(a) Clerical mistakes. The court may correct a clerical mistake or a mistake arising from oversight or omission whenever one is found in a judgment, order, or other part of the record. The court may do so on motion or on its own, with or without notice. After a notice of appeal has been filed and while the appeal is pending, the mistake may be corrected only with leave of the appellate court.
(b) Mistakes; inadvertence; excusable neglect; newly discovered evidence; fraud, etc. On motion and upon just terms, the court may relieve a party or its legal representative from a judgment, order, or proceeding for the following reasons:
(b)(1) mistake, inadvertence, surprise, or excusable neglect;
(b)(2) newly discovered evidence which by due diligence could not have been discovered in time to move for a new trial under Rule 59(b);
(b)(3) fraud (whether previously called intrinsic or extrinsic), misrepresentation or other misconduct of an opposing party;
(b)(4) the judgment is void;
(b)(5) the judgment has been satisfied, released, or discharged, or a prior judgment upon which it is based has been reversed or vacated, or it is no longer equitable that the judgment should have prospective application; or
(b)(6) any other reason that justifies relief.

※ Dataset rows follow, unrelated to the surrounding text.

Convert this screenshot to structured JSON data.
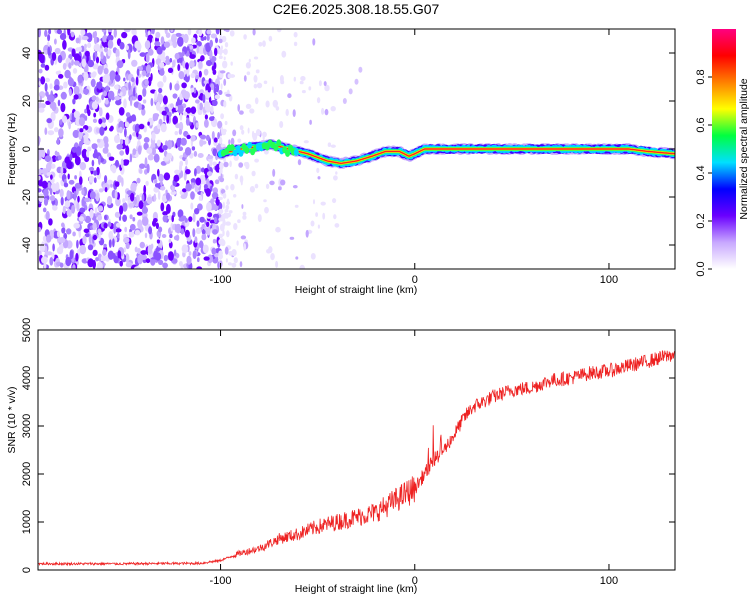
{
  "title": "C2E6.2025.308.18.55.G07",
  "chart_data": [
    {
      "type": "heatmap",
      "name": "spectrogram",
      "xlabel": "Height of straight line (km)",
      "ylabel": "Frequency (Hz)",
      "xlim": [
        -194,
        134
      ],
      "ylim": [
        -50,
        50
      ],
      "xticks": [
        -100,
        0,
        100
      ],
      "xtick_labels": [
        "-100",
        "0",
        "100"
      ],
      "yticks": [
        -40,
        -20,
        0,
        20,
        40
      ],
      "ytick_labels": [
        "-40",
        "-20",
        "0",
        "20",
        "40"
      ],
      "noise_region_km": [
        -194,
        -100
      ],
      "ridge": {
        "x": [
          -100,
          -90,
          -80,
          -74,
          -65,
          -55,
          -45,
          -38,
          -30,
          -22,
          -15,
          -8,
          -3,
          0,
          5,
          15,
          30,
          60,
          90,
          110,
          120,
          134
        ],
        "y": [
          -2,
          0,
          1,
          2,
          0,
          -2,
          -5,
          -6,
          -5,
          -3,
          -1,
          -1,
          -3,
          -2,
          0,
          0,
          0,
          0,
          0,
          0,
          -1,
          -2
        ]
      },
      "colorbar": {
        "label": "Normalized spectral amplitude",
        "ticks": [
          0.0,
          0.2,
          0.4,
          0.6,
          0.8
        ],
        "tick_labels": [
          "0.0",
          "0.2",
          "0.4",
          "0.6",
          "0.8"
        ],
        "range": [
          0,
          1
        ],
        "colors": [
          "#ffffff",
          "#c8a8ff",
          "#6a00ff",
          "#0000ff",
          "#00e0ff",
          "#00ff40",
          "#ffff00",
          "#ff8000",
          "#ff0000",
          "#ff0080"
        ]
      }
    },
    {
      "type": "line",
      "name": "snr",
      "xlabel": "Height of straight line (km)",
      "ylabel": "SNR (10 * v/v)",
      "xlim": [
        -194,
        134
      ],
      "ylim": [
        0,
        5000
      ],
      "xticks": [
        -100,
        0,
        100
      ],
      "xtick_labels": [
        "-100",
        "0",
        "100"
      ],
      "yticks": [
        0,
        1000,
        2000,
        3000,
        4000,
        5000
      ],
      "ytick_labels": [
        "0",
        "1000",
        "2000",
        "3000",
        "4000",
        "5000"
      ],
      "color": "#ee2222",
      "x": [
        -194,
        -150,
        -110,
        -100,
        -90,
        -80,
        -70,
        -60,
        -50,
        -40,
        -30,
        -20,
        -10,
        0,
        5,
        10,
        15,
        20,
        25,
        30,
        40,
        50,
        60,
        70,
        80,
        90,
        100,
        110,
        120,
        134
      ],
      "y": [
        130,
        130,
        140,
        200,
        350,
        450,
        650,
        750,
        900,
        1000,
        1100,
        1200,
        1450,
        1700,
        2000,
        2300,
        2500,
        2800,
        3150,
        3400,
        3600,
        3750,
        3800,
        3950,
        4000,
        4100,
        4150,
        4250,
        4350,
        4500
      ]
    }
  ]
}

(c) Timing and effect of the motion. A motion under paragraph (b) must be filed within a reasonable time and for reasons in paragraph (b)(1), (2), or (3), not more than 90 days after entry of the judgment or order or, if there is no judgment or order, from the date of the proceeding. The motion does not affect the finality of a judgment or suspend its operation.
(d) Other power to grant relief. This rule does not limit the power of a court to entertain an independent action to relieve a party from a judgment, order or proceeding or to set aside a judgment for fraud upon the court. The procedure for obtaining any relief from a judgment shall be by motion as prescribed in these rules or by an independent action.
Advisory Committee Notes
The 1998 amendment eliminates as grounds for a motion the following: "(4) when, for any cause, the summons in an action has not been personally served upon the defendant as required by Rule 4(e) and the defendant has failed to appear in said action." This basis for a motion is not found in the federal rule. The committee concluded the clause was ambiguous and possibly in conflict with rule permitting service by means other than personal service.
The deadlines for a motion are as stated in this rule, but if a motion under paragraph (b) is filed within 28 days after the judgment, it will have the same effect on the time to appeal as a motion under Rule 50, 52, or 59. See the 2016 amendments to Rule of Appellate Procedure 4(b).